The basic premise of fuel-from-algae is, according to some in the industry, a speeded-up version of the way fossil fuels were delivered to us in the first place. Instead of taking millions of years for algae to turn CO2 into fuel, however, the new industrial CO2-to-algae process takes just days, and there's no drilling involved. Each of the companies I look at here has a different method of growing algae. Algae.Tec (Perth, Atlanta) uses a modular, enclosed system to grow algae, based on the design of shipping containers.

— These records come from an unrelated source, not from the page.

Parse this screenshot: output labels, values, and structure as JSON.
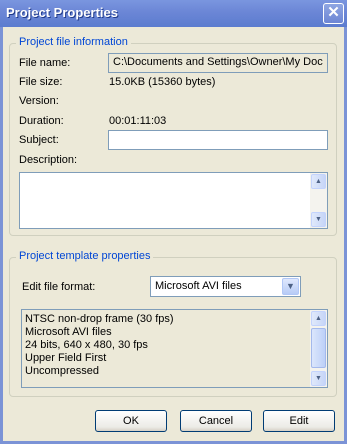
{
  "window": {
    "title": "Project Properties",
    "close_glyph": "✕"
  },
  "file_info": {
    "legend": "Project file information",
    "file_name_label": "File name:",
    "file_name_value": "C:\\Documents and Settings\\Owner\\My Doc",
    "file_size_label": "File size:",
    "file_size_value": "15.0KB (15360 bytes)",
    "version_label": "Version:",
    "duration_label": "Duration:",
    "duration_value": "00:01:11:03",
    "subject_label": "Subject:",
    "subject_value": "",
    "description_label": "Description:",
    "description_value": ""
  },
  "template": {
    "legend": "Project template properties",
    "format_label": "Edit file format:",
    "format_selected": "Microsoft AVI files",
    "details": [
      "NTSC non-drop frame (30 fps)",
      "Microsoft AVI files",
      "24 bits, 640 x 480, 30 fps",
      "Upper Field First",
      "Uncompressed"
    ]
  },
  "buttons": {
    "ok": "OK",
    "cancel": "Cancel",
    "edit": "Edit"
  },
  "icons": {
    "scroll_up": "▲",
    "scroll_down": "▼",
    "dropdown": "▼"
  },
  "colors": {
    "title_bar": "#6b86d6",
    "group_legend": "#0046d5",
    "dialog_bg": "#ece9d8"
  }
}
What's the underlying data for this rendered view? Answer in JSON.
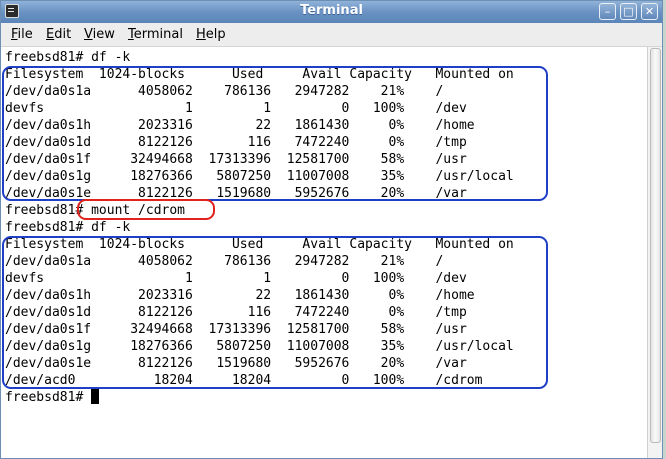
{
  "window": {
    "title": "Terminal"
  },
  "menu": [
    {
      "label": "File",
      "mnemonic": "F",
      "rest": "ile"
    },
    {
      "label": "Edit",
      "mnemonic": "E",
      "rest": "dit"
    },
    {
      "label": "View",
      "mnemonic": "V",
      "rest": "iew"
    },
    {
      "label": "Terminal",
      "mnemonic": "T",
      "rest": "erminal"
    },
    {
      "label": "Help",
      "mnemonic": "H",
      "rest": "elp"
    }
  ],
  "terminal": {
    "lines": [
      "freebsd81# df -k",
      "Filesystem  1024-blocks      Used     Avail Capacity   Mounted on",
      "/dev/da0s1a      4058062    786136   2947282    21%    /",
      "devfs                  1         1         0   100%    /dev",
      "/dev/da0s1h      2023316        22   1861430     0%    /home",
      "/dev/da0s1d      8122126       116   7472240     0%    /tmp",
      "/dev/da0s1f     32494668  17313396  12581700    58%    /usr",
      "/dev/da0s1g     18276366   5807250  11007008    35%    /usr/local",
      "/dev/da0s1e      8122126   1519680   5952676    20%    /var",
      "freebsd81# mount /cdrom",
      "freebsd81# df -k",
      "Filesystem  1024-blocks      Used     Avail Capacity   Mounted on",
      "/dev/da0s1a      4058062    786136   2947282    21%    /",
      "devfs                  1         1         0   100%    /dev",
      "/dev/da0s1h      2023316        22   1861430     0%    /home",
      "/dev/da0s1d      8122126       116   7472240     0%    /tmp",
      "/dev/da0s1f     32494668  17313396  12581700    58%    /usr",
      "/dev/da0s1g     18276366   5807250  11007008    35%    /usr/local",
      "/dev/da0s1e      8122126   1519680   5952676    20%    /var",
      "/dev/acd0          18204     18204         0   100%    /cdrom",
      "freebsd81# "
    ]
  },
  "colors": {
    "highlight_box": "#1f3fc7",
    "command_oval": "#e2221c",
    "titlebar": "#6a92c3"
  },
  "icons": {
    "window_menu": "terminal-window-icon",
    "minimize": "minimize-icon",
    "maximize": "maximize-icon",
    "close": "close-icon"
  }
}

MBD Energy (Melbourne, California) uses a system of enclosed trenches filled with water to grow algae. Aurora Algae (Perth, California) uses open ponds and seawater to grow algae. No doubt there are other differences, for example in the species of algae each uses. I don't know. What they have in common, however, is a business strategy where you take emissions from industrial plants, expose these emissions to algae which then grow, and finally extract useful oils (and other byproducts) from the algae after a few days' growth.
MBD Energy CEO Andrew Lawson says that one of his company's algae-to-fuel plants would convert "up to 50 percent" of an industrial plant's CO2 emissions. He says that 1 million tonnes of CO2 would translate into sales of $250 million in downstream products.
Investors are showing interest. Algae.Tec has listed its stock on exchanges in Sydney, New York and Frankfurt. MBD Energy, a private company, has attracted investment from Anglo-American, a mining company, and the Sentient group, a private equity investment firm specialising in the resources industry. Aurora Algae is privately held and has attracted American venture capital funding. And commercial plants are coming onstream.
Algae.Tec is moving ahead with a trial plant in Sri Lanka next door to a cement plant operated by Holcim. The company has also signed an MoU with Shandong Kerui Group Holding Ltd in China to form a 50/50 joint venture with a view to building a commercial plant. Algae.Tec is building a demonstration plant next to a Manildra facility in Nowra, a town in the Australian state of New South Wales. And the company has signed an MoU with German airline Lufthansa for algae-based jet fuel trials.
MBD Energy has operated a demonstration plant at James Cook University in Townsville for five years and its first commercial algae-to-fuel plant is being constructed a Tarong Power Station at Nanango, a town in the state of Queensland. Executives have also spoken about replicating the scheme at other power stations in Australia that rely on coal for fuel: Louyang in Victoria and Eraring in New South Wales. Together, says Lawson, the three plants represent "more than 20 percent of coal-fired power generation in Australia".
Aurora Algae is building a plant in Karratha, Western Australia, a town which is home to a large number of industrial plants.
MBD Energy's relative success in building its business inside Australia possibly reflects the fact that it retains on staff a number of people who have come to it from the heavy industry sector, including chairman Jerry Ellis, who used to be chairman of BHP. Executive director Enrico Bombardieri has worked in the energy sector in Australia for many years. And Robin Batterham AO joined the board as a non-executive director this year; Batterham has worked at Rio Tinto and Comalco in research positions.